XII DAĞ PEMBESİ

27 4 1
                                    


          Juno, sonunda zafer kazanmış bir komutan edasıyla Can'ı dinlemek için deri koltuğuna oturdu. Can cesaretini toplamak için gözlerini kapattı, memleketinde dağlarda açan, minik, pembe ve narin bahar çiçeklerini düşündü; öylesine kırılgan bir umutla başladı konuşmaya. Herkes merakla ona bakıyordu.

          "Aslında her şey Türkiye'de başladı, bu salgın patlak verdiğinde evime çekildim ben de aklı başında olan herkes gibi... Bir yandan da internetten sürekli gelişmeleri takip ediyor, araştırmaları inceliyor, bilimsel tartışmalara katılıyordum. Bir gün tartışma platformunda yazdıklarımdan sonra benimle iletişime geçtiler, salgını durdurabileceklerini söylediler, benim gibi bilim insanlarına ihtiyaçları varmış, başlangıçta şüpheyle yaklaştım tabii, örgüt sözcüğü bile insanda tuhaf çağrışımlar yapıyor malum, ama bilimsel temellere dayanan bir kuruluştu, onlarla konuşmaya devam ettikçe söylediklerine hak verdim, salgını durdurmak her bilim insanı gibi benim de hayalimdi, belki çaresizdim, belki kafam karışıktı, belki evde elim kolum bağlı oturmaktan bunalmıştım, bilemiyorum, sonuçta bir şeylere inanmak istedim, inandım. Onlara katıldım, bir yemin ettim, elimden ne gelirse yapacaktım. Ben sadece bilim insanıyım, dolayısıyla bir laboratuvarda tedavi araştırmalarına katkıda bulunacağımı sanıyordum. Gerekirse bu uğurda gece gündüz çalışacaktım ancak ülkeler arasında gizli yollardan geçiş yapmak, silahların ortasında kalmak, masum insanların canını hiçe saymak için söz vermedim ben; Aiko, Boris ve Sergei örgütten habersiz, onlar sadece kurban. Bunu onlara yapamam Bay Juno, onları bırakmalısınız ya da en azından daha insani koşullarda yaşamalarını temin etmelisiniz. Çünkü hiçbir şeyle ilgileri yok, onları ben kandırdım. Acı ama gerçek." Sözünün burasında durup pişmanlıkla arkadaşlarına baktı.

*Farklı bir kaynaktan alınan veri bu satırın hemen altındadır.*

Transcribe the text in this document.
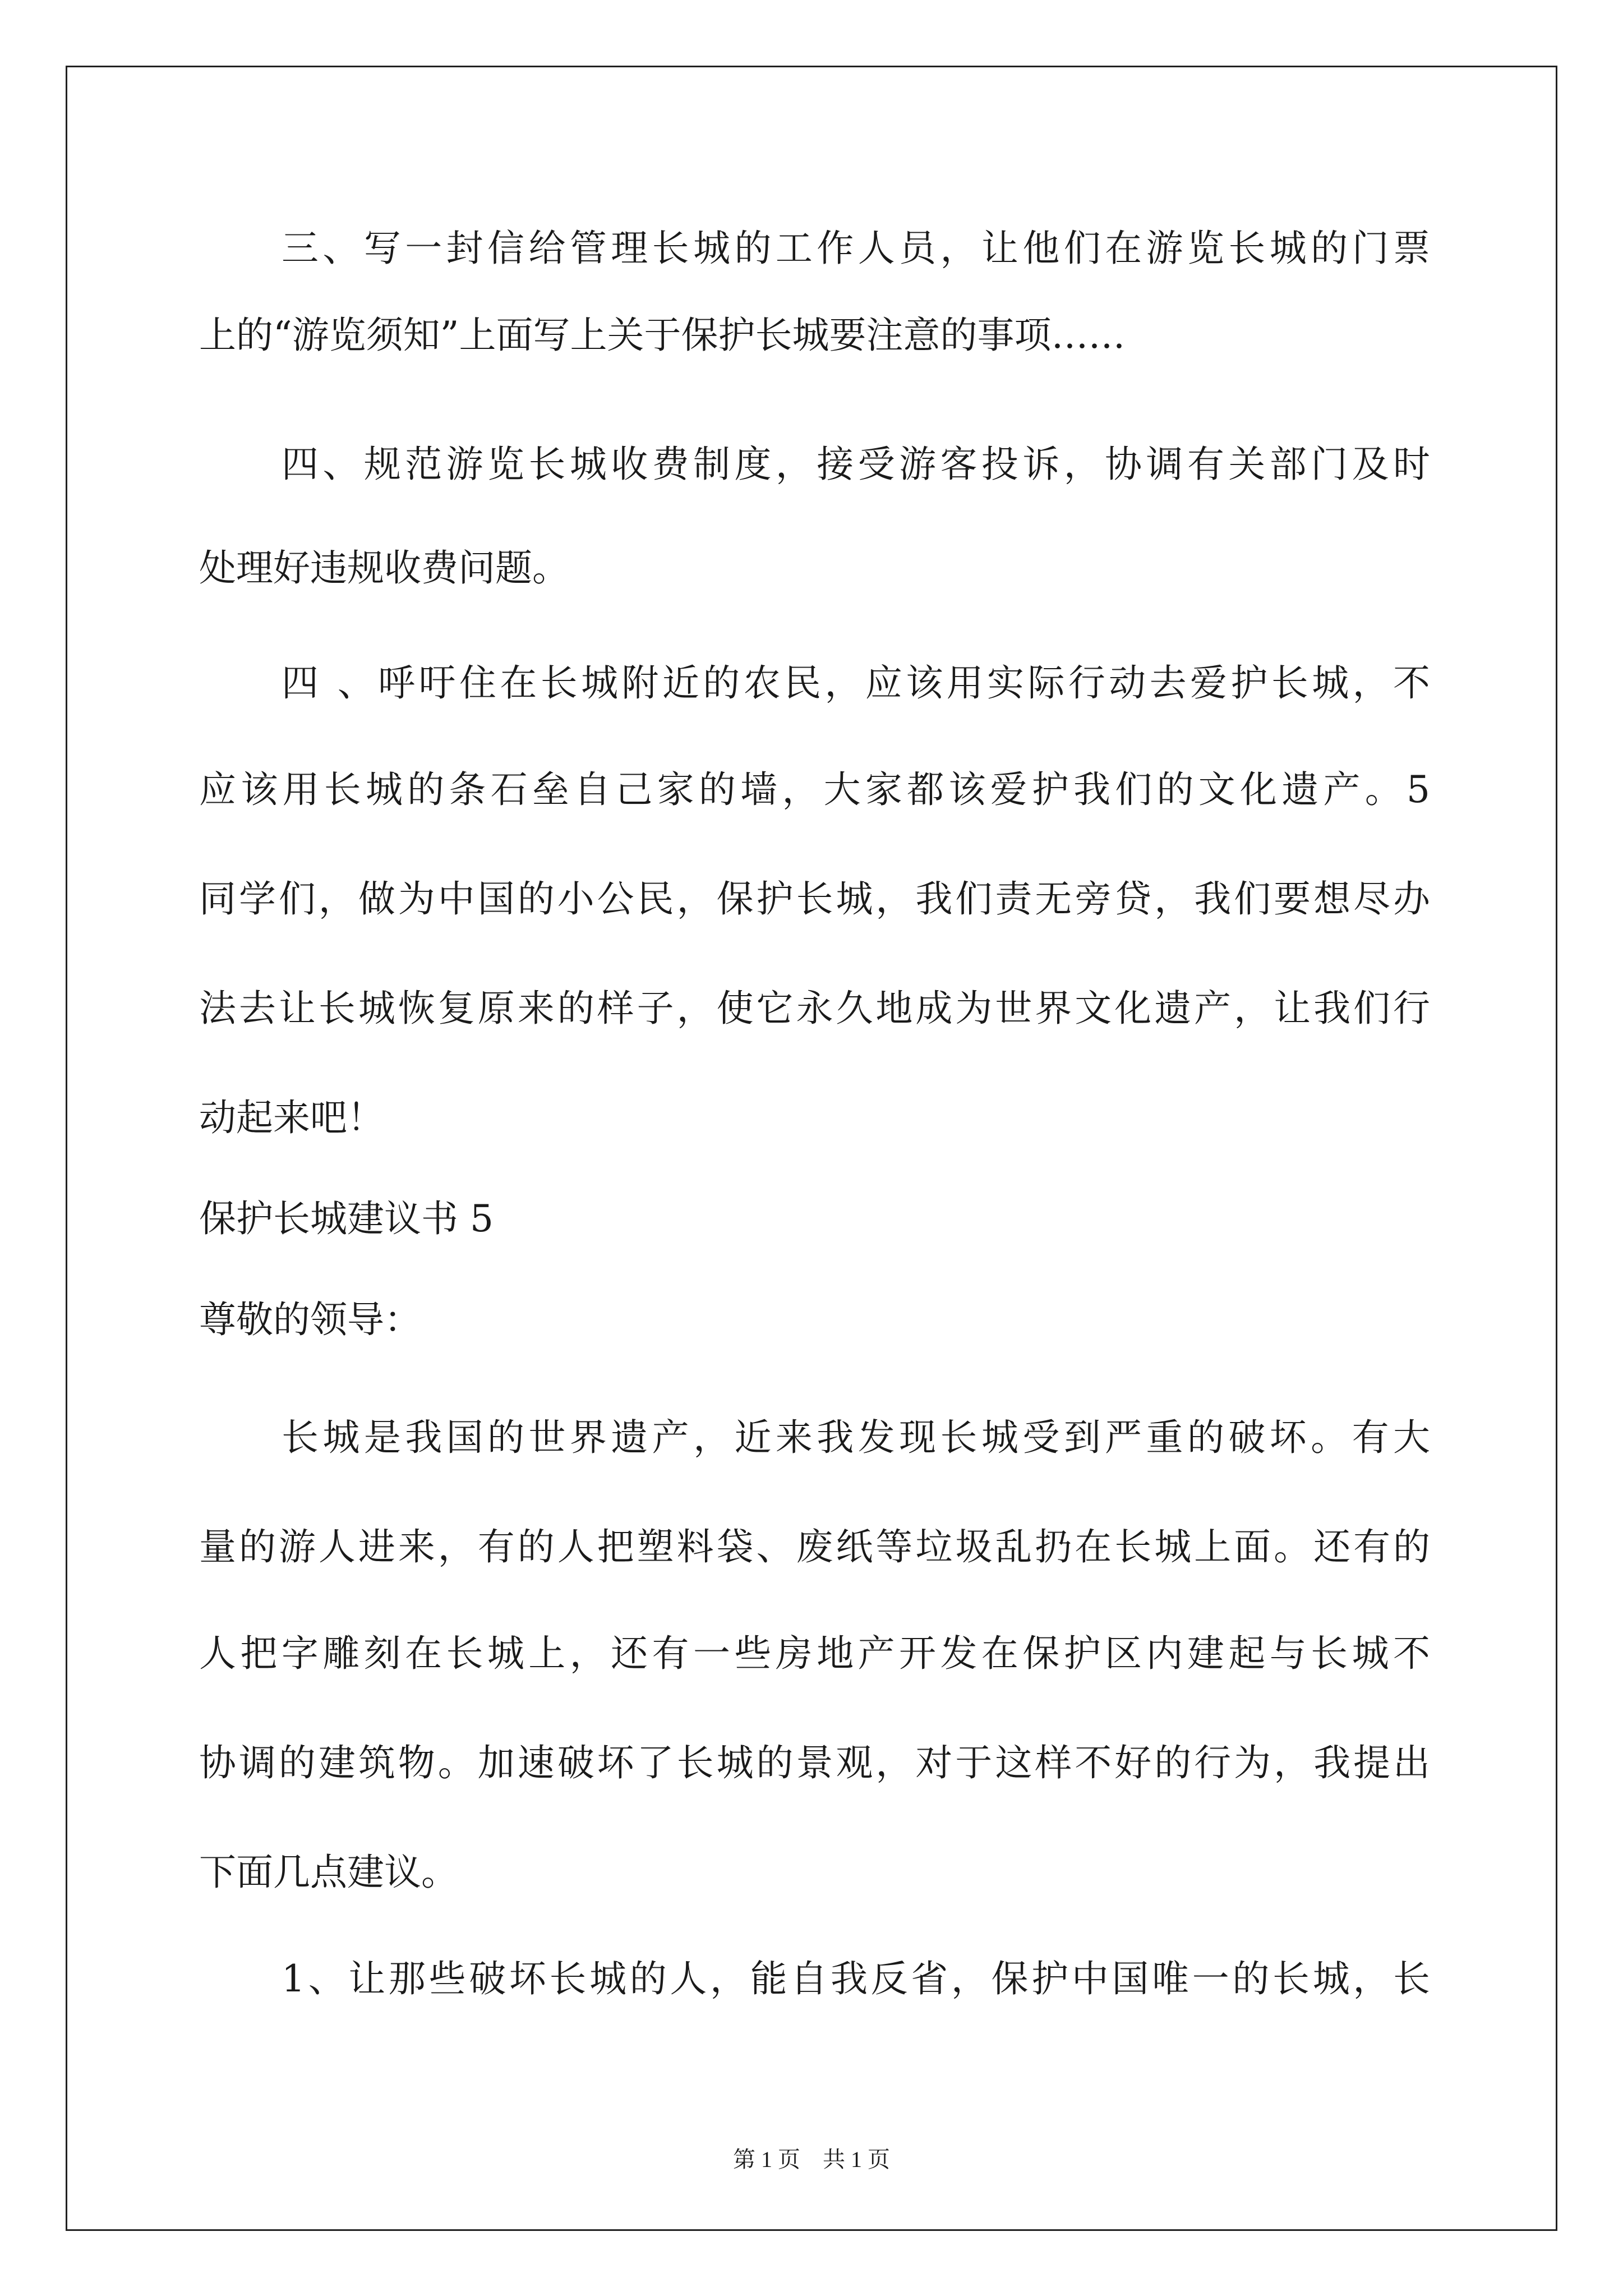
三、写一封信给管理长城的工作人员，让他们在游览长城的门票
上的“游览须知”上面写上关于保护长城要注意的事项……
四、规范游览长城收费制度，接受游客投诉，协调有关部门及时
处理好违规收费问题。
四 、呼吁住在长城附近的农民，应该用实际行动去爱护长城，不
应该用长城的条石垒自己家的墙，大家都该爱护我们的文化遗产。5
同学们，做为中国的小公民，保护长城，我们责无旁贷，我们要想尽办
法去让长城恢复原来的样子，使它永久地成为世界文化遗产，让我们行
动起来吧！
保护长城建议书 5
尊敬的领导：
长城是我国的世界遗产，近来我发现长城受到严重的破坏。有大
量的游人进来，有的人把塑料袋、废纸等垃圾乱扔在长城上面。还有的
人把字雕刻在长城上，还有一些房地产开发在保护区内建起与长城不
协调的建筑物。加速破坏了长城的景观，对于这样不好的行为，我提出
下面几点建议。
1、让那些破坏长城的人，能自我反省，保护中国唯一的长城，长
第 1 页　共 1 页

          Aiko hemen anladı ki Can doğruyu söylemiyor, bunca zamandır tanıdığı Can öyle yapay bir edayla konuşuyordu ki sözlerinin doğru olmadığını hemen anladı, gülümsemek istedi ama bu oyunu inandırıcı kılmak zorundaydı, rolünü benimsedi, kızgın bir ses tonuyla "Ne yani Can, hepimizi kandırdın mı? Bunca zamandır bana yalan mı söyledin? İnsanlık için gerçekleri haykırmak değil miydi amacın? Bir örgüt mü? Biz ne idüğü belirsiz bir örgüt için mi bunca çabaladık? Nasıl bu kadar saf olabilirsin? Nerede benim tanıdığım, bilime gönül veren Can? Sen laboratuvarda olmalısın, senin işin bu! Silahlı adamların arasında değil! Nasıl kabul ettin bu adamların bilimle ilgisi olduğunu? İnanamıyorum sana!" diye çıkıştı yumruklarını sıkarak. Bir yandan da Can'ın onu anladığını umuyordu.

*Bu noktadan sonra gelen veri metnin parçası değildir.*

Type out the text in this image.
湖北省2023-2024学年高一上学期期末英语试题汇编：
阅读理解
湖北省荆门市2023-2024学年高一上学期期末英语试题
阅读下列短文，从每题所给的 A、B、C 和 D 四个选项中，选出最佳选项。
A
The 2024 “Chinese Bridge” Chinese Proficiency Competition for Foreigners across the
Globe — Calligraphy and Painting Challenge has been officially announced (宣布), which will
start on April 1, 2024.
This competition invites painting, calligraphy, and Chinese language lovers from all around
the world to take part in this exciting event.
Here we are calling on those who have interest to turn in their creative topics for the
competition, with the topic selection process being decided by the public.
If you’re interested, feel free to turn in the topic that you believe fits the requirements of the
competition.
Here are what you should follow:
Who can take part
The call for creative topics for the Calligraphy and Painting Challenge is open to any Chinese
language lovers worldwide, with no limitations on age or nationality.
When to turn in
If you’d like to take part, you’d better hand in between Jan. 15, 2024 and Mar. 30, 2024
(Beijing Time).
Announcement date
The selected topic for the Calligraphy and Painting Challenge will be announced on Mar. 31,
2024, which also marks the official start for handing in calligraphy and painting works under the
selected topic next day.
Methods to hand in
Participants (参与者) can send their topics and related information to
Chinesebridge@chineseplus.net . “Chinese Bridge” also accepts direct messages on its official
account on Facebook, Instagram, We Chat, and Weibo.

          Boris de sinirlenmişti. "Seni virüse çare arayan bir bilim insanı sanmıştım. Bizi sadece bir örgütün kirli emelleri için kandırdığına inanamıyorum Can, ciddi hayal kırıklığına uğradım." dedi. Sergei ise konuşamayacak kadar şaşkındı, duyduklarını kabullenmekte zorluk çekiyor gibi görünüyordu. "Bu olmadı işte Can, hepimiz sana güvenmiştik." diyebildi sadece.

          Can, suçunu kabullenmiş bir edayla "Evet, sizi kandırdım, hem de en başından beri. Çünkü söz verdiğim, gönül bağı kurduğum örgüt, her şeyin, herkesin üstündeydi. Salgını sona erdirecektik, her şey yine eskisi gibi olacaktı. Bu kadar hareket dolu bir macera yaşamayı ben de beklemiyordum, sadece bir laboratuvardan bazı bilgileri alacağımı sanıyordum, sonrası deneylerle çözümlenecekti. Olaylar nasıl bu noktaya geldi, anlamıyorum. Sizleri bu halde görmek beni utandırıyor. Böyle olmasını inanın ben istemedim. Ama artık buna katlanamıyorum, teori ile pratik çok farklıymış. Sevdiğimiz insanlar, dostlarımız acı çekerken kutsal ülkülerin pek de önemi kalmıyormuş. Üzgünüm, sizi de bu işe bulaştırdım, hele seni kandırdım Aiko, en başından beri, sen bana güvenmiştin, çok üzgünüm." Can yalvarır gibi baktı Aiko'ya.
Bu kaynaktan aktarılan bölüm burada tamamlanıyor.